Tuesday, November 26, 2019

A Conversation with Terra Titsworth

Terra Titsworth, archival manager for
imaging and preservation, photo
courtesy of the Arkansas State Archives
Terra Titsworth is the archival manager for imaging and preservation at the Arkansas State Archives. She earned her bachelor’s degree in history from the University of Arkansas at Little Rock before joining the Archives in 2016. She previously worked for the Arkansas Commissioner of State Lands and the Arkansas State Auditor for a total of about 10 years. Titsworth manages the microfilm department, gives Archives tours focused on the microfilm process and has lectured as a professional chef including presenting food demonstrations at some of the ASA’s foodway symposiums. She recently took a few moments from her busy schedule to talk with us about her work at the Arkansas State Archives.

Q: What’s your job title, and how long have you worked at the Arkansas State Archives?
A: I am the archival manager for imaging and preservation and have been with the Arkansas State Archives for about four years. My job focuses on microfilming Arkansas newspapers, periodicals and historical records for preservation and research purposes.

Q: What do you do on a typical day at Archives?
A:  I manage a small staff of three. On a typical day, I work with historical societies and libraries regarding film orders and special filming projects. I spend a lot of time filming Arkansas publications, as well as, processing and duplicating film for our research room, regional archives and film orders. I am also responsible for the maintenance of our lab equipment and cameras, all of which are used in the microfilming process. I perform a multitude of tasks, so you may even see me ironing newspapers to prepare them for microfilming.

Q: How did you become interested in Arkansas history or working at the Arkansas State Archives?
A:  Since early childhood, I have been fascinated by all things old. When I decided to major in history in college, I originally planned to teach, but I decided preserving the past was what I really wanted to do.

Q: What’s the most important or interesting thing you’ve discovered while working at Archives? Why?
A:  I found my grandfather’s genealogical research in the microfilm vault, which was pretty amazing.

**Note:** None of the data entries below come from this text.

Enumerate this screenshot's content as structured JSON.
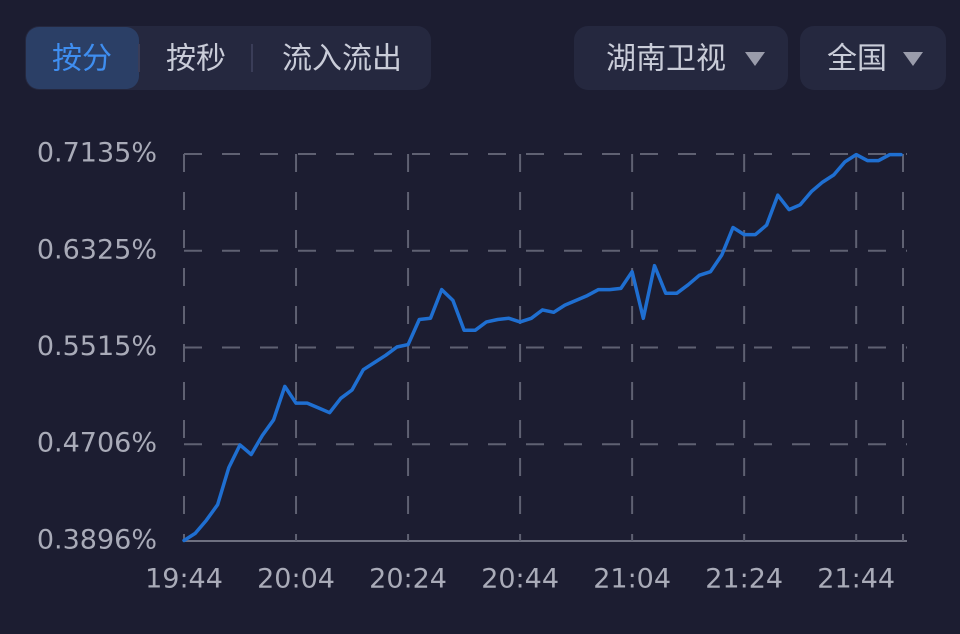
{
  "controls": {
    "tabs": [
      "按分",
      "按秒",
      "流入流出"
    ],
    "active_tab": 0,
    "dropdowns": [
      "湖南卫视",
      "全国"
    ]
  },
  "chart_data": {
    "type": "line",
    "categories": [
      "19:44",
      null,
      null,
      null,
      null,
      null,
      null,
      null,
      null,
      null,
      "20:04",
      null,
      null,
      null,
      null,
      null,
      null,
      null,
      null,
      null,
      "20:24",
      null,
      null,
      null,
      null,
      null,
      null,
      null,
      null,
      null,
      "20:44",
      null,
      null,
      null,
      null,
      null,
      null,
      null,
      null,
      null,
      "21:04",
      null,
      null,
      null,
      null,
      null,
      null,
      null,
      null,
      null,
      "21:24",
      null,
      null,
      null,
      null,
      null,
      null,
      null,
      null,
      null,
      "21:44",
      null,
      null,
      null,
      null
    ],
    "series": [
      {
        "color": "#1f6fd1",
        "values": [
          0.39,
          0.396,
          0.407,
          0.42,
          0.451,
          0.47,
          0.462,
          0.478,
          0.491,
          0.519,
          0.505,
          0.505,
          0.501,
          0.497,
          0.509,
          0.516,
          0.533,
          0.539,
          0.545,
          0.552,
          0.554,
          0.575,
          0.576,
          0.6,
          0.591,
          0.566,
          0.566,
          0.573,
          0.575,
          0.576,
          0.573,
          0.576,
          0.583,
          0.581,
          0.587,
          0.591,
          0.595,
          0.6,
          0.6,
          0.601,
          0.615,
          0.576,
          0.62,
          0.597,
          0.597,
          0.604,
          0.612,
          0.615,
          0.629,
          0.652,
          0.646,
          0.646,
          0.654,
          0.679,
          0.667,
          0.671,
          0.682,
          0.69,
          0.696,
          0.707,
          0.713,
          0.708,
          0.708,
          0.713,
          0.713
        ]
      }
    ],
    "ylim": [
      0.3896,
      0.7135
    ],
    "yticks": [
      {
        "value": 0.3896,
        "label": "0.3896%"
      },
      {
        "value": 0.4706,
        "label": "0.4706%"
      },
      {
        "value": 0.5515,
        "label": "0.5515%"
      },
      {
        "value": 0.6325,
        "label": "0.6325%"
      },
      {
        "value": 0.7135,
        "label": "0.7135%"
      }
    ],
    "grid": true
  }
}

A decade’s worth of his work, dating back to 1583, was neatly preserved on microfilm. It is a treasure.   

Q: Why do you think the Arkansas State Archives is important for Arkansans?
A:  I believe the Arkansas State Archives is important for Arkansans because we provide access to the past. We are an educational repository with an enormous variety of material. In the microfilm department, we have more than 13,000 rolls of newspapers and currently film about 150 Arkansas publications.   

Q: What is the most rewarding part of your job?
A:  The most rewarding part of my job is knowing that I am preserving Arkansas’s story for many generations to come. The film I create today can be viewed in 500 years, if treated properly. It’s amazing to think something I worked on today will be ready and available for researchers hundreds of years from now.  

Q: How do you see archiving evolving in the future?
A: The drive for internet access to everything and the move to digital formatting will change a lot about what we do here. I still think microfilming is the best way to preserve documents, newspapers, etc.  It only requires light and magnification to view. The accessibility and authenticity of original documents are concerns I have with the move to digital archiving. For example, digital records can deteriorate more quickly than microfilm and can become difficult to retrieve as technology changes.

Q: What do you wish people knew about Archives?
A:  The Arkansas State Archives has been preserving the history of Arkansas since 1905, making it the third oldest archives in the nation. We are still actively archiving and preserving material, but the Archives can’t do it alone. We need donors and outlets like newspapers to provide print products we can use for microfilming. As more newspapers move away from print products, it’s possible we, as a society, could miss out on the preservation of our current history. I wish more people knew about our services and our efforts to grow participation.